Qui serve un cambio di strategia politica. La Bei coopera con i commissari interessati, vale a dire Jyrki Katainen (Crescita e investimenti), Pierre Moscovici (Affari economici) e Valdis Dombrovskis (Euro), ma è il caso “iniziare a collaborare di più con Frans Timmermans e Kristalina Georgieva”, commissari rispettivamente per la Migliore legislazione e il Bilancio. “Il Feis per gli investimenti da solo non risolve i problemi”, sottolinea Hoyer. “Se vogliamo tornare a crescere abbiamo bisogno di un’azione regolatoria per rendere l’Europa un ambiente più favorevole alla imprese di come è oggi”.

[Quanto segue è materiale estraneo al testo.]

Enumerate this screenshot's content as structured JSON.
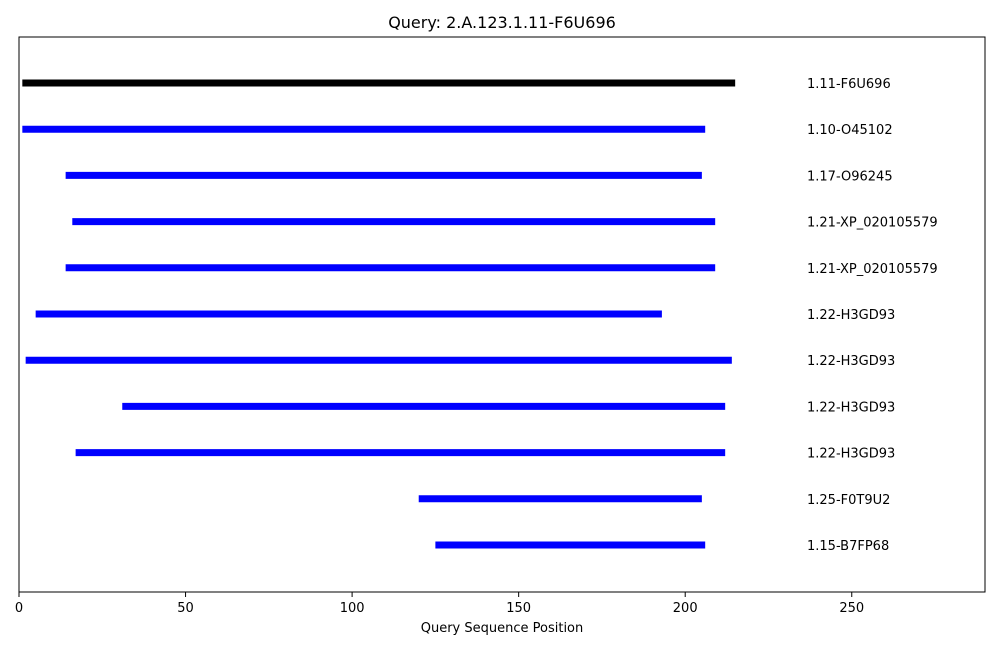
{
  "chart_data": {
    "type": "bar",
    "orientation": "horizontal-segments",
    "title": "Query: 2.A.123.1.11-F6U696",
    "xlabel": "Query Sequence Position",
    "ylabel": "",
    "xlim": [
      0,
      290
    ],
    "xticks": [
      0,
      50,
      100,
      150,
      200,
      250
    ],
    "grid": false,
    "segments": [
      {
        "label": "1.11-F6U696",
        "start": 1,
        "end": 215,
        "color": "#000000"
      },
      {
        "label": "1.10-O45102",
        "start": 1,
        "end": 206,
        "color": "#0000ff"
      },
      {
        "label": "1.17-O96245",
        "start": 14,
        "end": 205,
        "color": "#0000ff"
      },
      {
        "label": "1.21-XP_020105579",
        "start": 16,
        "end": 209,
        "color": "#0000ff"
      },
      {
        "label": "1.21-XP_020105579",
        "start": 14,
        "end": 209,
        "color": "#0000ff"
      },
      {
        "label": "1.22-H3GD93",
        "start": 5,
        "end": 193,
        "color": "#0000ff"
      },
      {
        "label": "1.22-H3GD93",
        "start": 2,
        "end": 214,
        "color": "#0000ff"
      },
      {
        "label": "1.22-H3GD93",
        "start": 31,
        "end": 212,
        "color": "#0000ff"
      },
      {
        "label": "1.22-H3GD93",
        "start": 17,
        "end": 212,
        "color": "#0000ff"
      },
      {
        "label": "1.25-F0T9U2",
        "start": 120,
        "end": 205,
        "color": "#0000ff"
      },
      {
        "label": "1.15-B7FP68",
        "start": 125,
        "end": 206,
        "color": "#0000ff"
      }
    ]
  }
}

Perché Hoyer parla solamente adesso? Le ragioni sono almeno tre:

a) Da un lato, a Bruxelles ed in alcuni capitali europee (tra cui Roma) non si è mai voluto ammettere che sette anni di recessione hanno avuto effetti deleteri sulla preparazione di progetti. Le imprese combattevano per sopravvivere più che per ampliare gli impianti esistenti o crearne di nuovi. La spesa in conto capitale si è fatta sempre più piccola: in Italia è passata dal 3% del Pil negli Anni Ottanta a meno dell’1% e appena il 20% dell’apposito fondo per la progettazione creato nel 1999 è stato utilizzato. Quindi, semplicemente mancano i progetti “pronti”, “cantierabili” e con effettive ricadute positive sull’economia del Paese.

b)  Da un altro, la nuova crisi greca (e l’opposizione nei confronti dell’unione monetaria crescente in molti Paesi) ha reso tutti più cauti. La calma dei mercati finanziari viene interpretata come la quiete prima della tempesta. Su ciò pesa la situazione degli istituti di credito; le voci della possibile istituzione di una bad bank non incoraggiano certo ad investire.

c) Da un altro ancora, la situazione ad Est (leggi Ucraina) e nel Mediterraneo (leggi Libia). Nessuno ha sino ad ora smentito le stime che un eventuale intervento in Libia contro l’Isis costerebbe 15 miliardi di euro al mese, che cadrebbero in gran misura sui contribuenti europei, spiazzando altri obiettivi.

In questo quadro, il Piano è quanto meno una “vittima collaterale”.